Second, the Court concluded that the proposed plan violated bankruptcy law by failing to treat similarly situated creditors equally. Shortly before filing the prepackaged bankruptcy, Congoleum settled with certain asbestos claimants who each received both cash payments and the right to obtain additional sums from the insurance-funded trust that the bankruptcy would establish. Weitz’s firm represented two of these claimants, and Brayton & Purcell LLP (another prominent asbestos claimants’ firm) represented the third. The plan proposed that all asbestos claimants who received pre-petition payments would return those payments and pursue their claims with the trust exclusively -- except for the three Weitz/Brayton claimants, who would have a unique and more financially advantageous option to keep their pre-petition payments rather than pursue claims with the trust. The Plan Proponents argued that the cash portion of the settlements was consummated entirely pre-petition, which would make them irrelevant to the equal treatment issue. The Court found this position “not intellectually defensible” because “[e]ach settlement arose from a single alleged injury from exposure to asbestos in a Congoleum product; therefore, there was not separate consideration for the pre and post-petition parts of the claims.” The fact that only the Weitz/Brayton claimants had an option with respect to their pre-petition payments “render[ed] the plan unconfirmable.”

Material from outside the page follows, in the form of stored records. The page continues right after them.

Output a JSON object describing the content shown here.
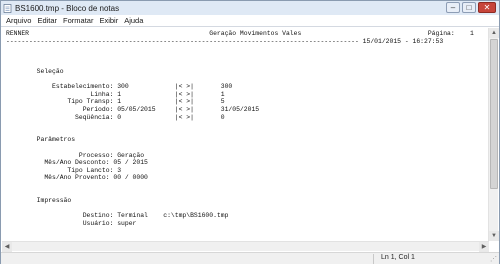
{
  "window": {
    "title": "BS1600.tmp - Bloco de notas",
    "minimize_icon": "minimize-icon",
    "maximize_icon": "maximize-icon",
    "close_icon": "close-icon",
    "app_icon": "notepad-icon"
  },
  "menu": {
    "items": [
      "Arquivo",
      "Editar",
      "Formatar",
      "Exibir",
      "Ajuda"
    ]
  },
  "document": {
    "lines": [
      "RENNER                                               Geração Movimentos Vales                                 Página:    1",
      "-------------------------------------------------------------------------------------------- 15/01/2015 - 16:27:53",
      "",
      "",
      "",
      "        Seleção",
      "",
      "            Estabelecimento: 300            |< >|       300",
      "                      Linha: 1              |< >|       1",
      "                Tipo Transp: 1              |< >|       5",
      "                    Período: 05/05/2015     |< >|       31/05/2015",
      "                  Seqüência: 0              |< >|       0",
      "",
      "",
      "        Parâmetros",
      "",
      "                   Processo: Geração",
      "          Mês/Ano Desconto: 05 / 2015",
      "                Tipo Lancto: 3",
      "          Mês/Ano Provento: 00 / 0000",
      "",
      "",
      "        Impressão",
      "",
      "                    Destino: Terminal    c:\\tmp\\BS1600.tmp",
      "                    Usuário: super",
      "",
      ""
    ]
  },
  "status": {
    "position": "Ln 1, Col 1"
  }
}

Having concluded that both the direct payments to Weitz and Rice and the special treatment afforded the Weitz/Brayton claimants made the plan “unconfirmable as a matter of law,” the Court considered whether to dismiss Congoleum’s Chapter 11 bankruptcy or convert it to a Chapter 7 liquidation. The Court expressed extreme frustration with the Plan Proponents, whose prior proposed plans had the same defects as the current iteration. Rather than accept the Court’s prior summary judgment decisions, the Plan Proponents “largely ignored” them and asserted positions that the Court considered “patently ludicrous.” The Court stressed that “[t]he Debtors and the other Plan Proponents have shown a marked inability to change course in response to evolving case law or rulings of this Court.”
Ultimately, the Court ordered dismissal rather than liquidation, partly because that would enable the Plan Proponents to appeal immediately, and partly because of “the Court’s concern for the welfare of the Debtors’ employees[.]” According to the court, dismissal would also leave Congoleum “free to continue the ongoing coverage litigation in the state court” and begin new negotiations with asbestos claimants outside bankruptcy.
Troutman Sanders LLP represents two of the insurers that joined in filing the summary judgment motion that the Bankruptcy Court granted and who prevailed at trial in the pending state court insurance coverage litigation.